The historic Lamar Buffalo Ranch Field Campus, located in the Lamar Valley surrounded by mountains and far from other development, serves as home base for the Yellowstone Forever Institute’s in-depth Field Seminars.
Yellowstone Forever’s Field Campus Manager Katie Roloson, who lives at the ranch in the wintertime, says the facility is spectacular year-round but has some special qualities in the winter that enchant visitors.
“The winter is much quieter since there are significantly fewer people visiting the park, and in the winter only one program at a time uses the ranch. When you stay here you feel like your group has a special piece of paradise all to itself.”
The location, of course, is the biggest draw. “People love waking up in this extraordinary setting and getting outside for early morning wildlife-watching or photography without having to get up really early to drive out to the Lamar Valley,” says Roloson.
Groups stay out for programs most of the day, then return to the ranch for dinner and an evening activity. “After that people tend to cozy up in their cabins for an early bedtime because most classes start early,” says Roloson.
“The bunkhouse is open for anyone who wants to be social. You’ll usually find several people there sipping a beverage, chatting, or playing a board game. We go through a lot of hot chocolate in the winter.”
While the ranch offers comfortable lodging in its wilderness setting, the “off-the-grid” facility offers a different experience than staying at a hotel. The buildings are heated by propane, but walks between the cabins, bunkhouse, and bathhouse require warm clothing and boots, as temperatures in the Lamar regularly drop below zero. Also, there’s no Internet service; cabins have no electrical outlets; and there’s no cell phone reception in the Lamar Valley. Guests at the ranch have the rare opportunity to leave their worries behind and unplug—literally.
Humans aren’t the only species that visit the ranch. Roloson says one of the best aspects of staying there in winter is the variety of wildlife, which can frequently be observed right from the comfort of the bunkhouse.

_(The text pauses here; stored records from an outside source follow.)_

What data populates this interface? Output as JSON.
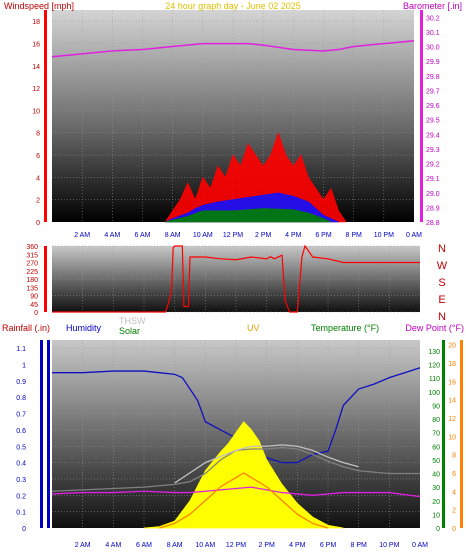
{
  "chart_data": [
    {
      "type": "line",
      "name": "wind-barometer",
      "title": "24 hour graph day - June 02 2025",
      "ylabel_left": "Windspeed [mph]",
      "ylabel_right": "Barometer [.in]",
      "ylim_left": [
        0,
        19
      ],
      "ylim_right": [
        28.8,
        30.25
      ],
      "yticks_left": [
        0,
        2,
        4,
        6,
        8,
        10,
        12,
        14,
        16,
        18
      ],
      "yticks_right": [
        28.8,
        28.9,
        29.0,
        29.1,
        29.2,
        29.3,
        29.4,
        29.5,
        29.6,
        29.7,
        29.8,
        29.9,
        30.0,
        30.1,
        30.2
      ],
      "x_hours": [
        0,
        24
      ],
      "xticks": [
        "2 AM",
        "4 AM",
        "6 AM",
        "8 AM",
        "10 AM",
        "12 PM",
        "2 PM",
        "4 PM",
        "6 PM",
        "8 PM",
        "10 PM",
        "0 AM"
      ],
      "series": [
        {
          "name": "Barometer",
          "axis": "right",
          "color": "#e020e0",
          "x": [
            0,
            2,
            4,
            6,
            8,
            10,
            12,
            13,
            14,
            16,
            18,
            19,
            20,
            22,
            24
          ],
          "y": [
            29.93,
            29.95,
            29.97,
            29.98,
            30.0,
            30.02,
            30.02,
            30.02,
            30.01,
            29.98,
            29.97,
            29.98,
            30.0,
            30.02,
            30.04
          ]
        },
        {
          "name": "Wind gust",
          "axis": "left",
          "color": "#ff0000",
          "x": [
            7.5,
            8,
            8.5,
            9,
            9.5,
            10,
            10.5,
            11,
            11.5,
            12,
            12.5,
            13,
            13.5,
            14,
            14.5,
            15,
            15.5,
            16,
            16.5,
            17,
            17.5,
            18,
            18.5,
            19,
            19.5
          ],
          "y": [
            0,
            1,
            2,
            3.5,
            2,
            4,
            3,
            5,
            4,
            6,
            5,
            7,
            6,
            5,
            6,
            8,
            6,
            5,
            6,
            4,
            3,
            2,
            3,
            1,
            0
          ]
        },
        {
          "name": "Wind speed",
          "axis": "left",
          "color": "#1010ff",
          "x": [
            7.5,
            8,
            9,
            9.5,
            10,
            11,
            12,
            13,
            14,
            15,
            16,
            17,
            17.5,
            18,
            19
          ],
          "y": [
            0,
            0.3,
            0.8,
            1.2,
            1.5,
            1.8,
            2,
            2.2,
            2.4,
            2.6,
            2.3,
            1.8,
            1.2,
            0.6,
            0
          ]
        },
        {
          "name": "Wind avg",
          "axis": "left",
          "color": "#008000",
          "x": [
            7.5,
            9,
            10,
            12,
            14,
            16,
            17,
            18,
            18.5
          ],
          "y": [
            0,
            0.5,
            1,
            1,
            1.2,
            1.1,
            0.8,
            0.3,
            0
          ]
        }
      ]
    },
    {
      "type": "line",
      "name": "wind-direction",
      "ylim": [
        0,
        360
      ],
      "yticks": [
        0,
        45,
        90,
        135,
        180,
        225,
        270,
        315,
        360
      ],
      "compass": [
        "N",
        "W",
        "S",
        "E",
        "N"
      ],
      "x_hours": [
        0,
        24
      ],
      "series": [
        {
          "name": "Direction",
          "color": "#ff0000",
          "x": [
            0,
            7.4,
            7.6,
            7.8,
            7.9,
            8.0,
            8.1,
            8.5,
            8.6,
            8.9,
            9.0,
            10,
            11,
            12,
            13,
            14,
            14.2,
            14.3,
            14.5,
            15,
            15.2,
            15.5,
            15.6,
            16,
            16.3,
            16.5,
            17,
            18,
            19,
            24
          ],
          "y": [
            0,
            0,
            50,
            120,
            350,
            360,
            360,
            360,
            30,
            30,
            300,
            300,
            290,
            285,
            300,
            290,
            300,
            300,
            290,
            310,
            60,
            0,
            0,
            0,
            300,
            360,
            300,
            290,
            270,
            270
          ]
        }
      ]
    },
    {
      "type": "line",
      "name": "weather-bottom",
      "ylabel_rain": "Rainfall (.in)",
      "ylabel_humidity": "Humidity",
      "label_thsw": "THSW",
      "label_solar": "Solar",
      "label_uv": "UV",
      "ylabel_temp": "Temperature (°F)",
      "ylabel_dew": "Dew Point (°F)",
      "ylim_rain": [
        0,
        1.15
      ],
      "yticks_rain": [
        0,
        0.1,
        0.2,
        0.3,
        0.4,
        0.5,
        0.6,
        0.7,
        0.8,
        0.9,
        1,
        1.1
      ],
      "ylim_temp": [
        0,
        138
      ],
      "yticks_temp": [
        0,
        10,
        20,
        30,
        40,
        50,
        60,
        70,
        80,
        90,
        100,
        110,
        120,
        130
      ],
      "ylim_uv": [
        0,
        20.5
      ],
      "yticks_uv": [
        0,
        2,
        4,
        6,
        8,
        10,
        12,
        14,
        16,
        18,
        20
      ],
      "x_hours": [
        0,
        24
      ],
      "xticks": [
        "2 AM",
        "4 AM",
        "6 AM",
        "8 AM",
        "10 AM",
        "12 PM",
        "2 PM",
        "4 PM",
        "6 PM",
        "8 PM",
        "10 PM",
        "0 AM"
      ],
      "series": [
        {
          "name": "Humidity",
          "axis": "rain",
          "color": "#1010c0",
          "x": [
            0,
            2,
            4,
            6,
            7,
            8,
            8.5,
            9,
            9.5,
            10,
            11,
            12,
            13,
            14,
            15,
            16,
            17,
            18,
            18.5,
            19,
            20,
            21,
            22,
            23,
            24
          ],
          "y": [
            0.95,
            0.95,
            0.96,
            0.96,
            0.95,
            0.94,
            0.92,
            0.85,
            0.78,
            0.65,
            0.6,
            0.55,
            0.45,
            0.43,
            0.4,
            0.4,
            0.45,
            0.47,
            0.6,
            0.75,
            0.85,
            0.88,
            0.92,
            0.95,
            0.98
          ]
        },
        {
          "name": "Solar",
          "axis": "temp",
          "color": "#ffff00",
          "fill": true,
          "x": [
            6,
            7,
            8,
            9,
            10,
            11,
            11.5,
            12,
            12.5,
            13,
            13.5,
            14,
            15,
            16,
            17,
            18,
            19
          ],
          "y": [
            0,
            1,
            5,
            20,
            42,
            56,
            62,
            70,
            78,
            72,
            64,
            50,
            32,
            18,
            8,
            2,
            0
          ]
        },
        {
          "name": "Temperature",
          "axis": "temp",
          "color": "#808080",
          "x": [
            0,
            2,
            4,
            6,
            8,
            9,
            10,
            11,
            12,
            13,
            14,
            15,
            16,
            17,
            18,
            19,
            20,
            22,
            24
          ],
          "y": [
            27,
            28,
            29,
            30,
            32,
            34,
            40,
            50,
            57,
            58,
            58,
            59,
            58,
            54,
            49,
            45,
            42,
            40,
            40
          ]
        },
        {
          "name": "THSW",
          "axis": "temp",
          "color": "#c0c0c0",
          "x": [
            8,
            10,
            12,
            13,
            14,
            15,
            16,
            17,
            18,
            19,
            20
          ],
          "y": [
            33,
            48,
            57,
            60,
            60,
            61,
            60,
            57,
            52,
            48,
            45
          ]
        },
        {
          "name": "Dew Point",
          "axis": "temp",
          "color": "#e020e0",
          "x": [
            0,
            2,
            4,
            6,
            8,
            9,
            10,
            11,
            12,
            13,
            14,
            15,
            16,
            17,
            18,
            19,
            20,
            22,
            24
          ],
          "y": [
            25,
            26,
            26,
            27,
            26,
            26,
            27,
            28,
            29,
            30,
            28,
            26,
            25,
            24,
            25,
            26,
            26,
            26,
            23
          ]
        },
        {
          "name": "UV",
          "axis": "uv",
          "color": "#ff8000",
          "x": [
            7,
            8,
            9,
            10,
            11,
            12,
            12.5,
            13,
            14,
            15,
            16,
            17,
            18
          ],
          "y": [
            0,
            0.5,
            1.5,
            3,
            4.5,
            5.5,
            6,
            5.5,
            4.5,
            3,
            1.5,
            0.5,
            0
          ]
        }
      ]
    }
  ]
}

“Many animals move to lower elevations in the winter so we’ll see more wildlife near the ranch like elk, bison, wolves, coyotes, and foxes.” says Roloson. “It’s not unusual to hear wolves howling in the evening. We don’t often catch a glimpse of them right on the ranch property, but we will sometimes wake up in the morning and see wolf tracks through campus so we know they paid a visit.”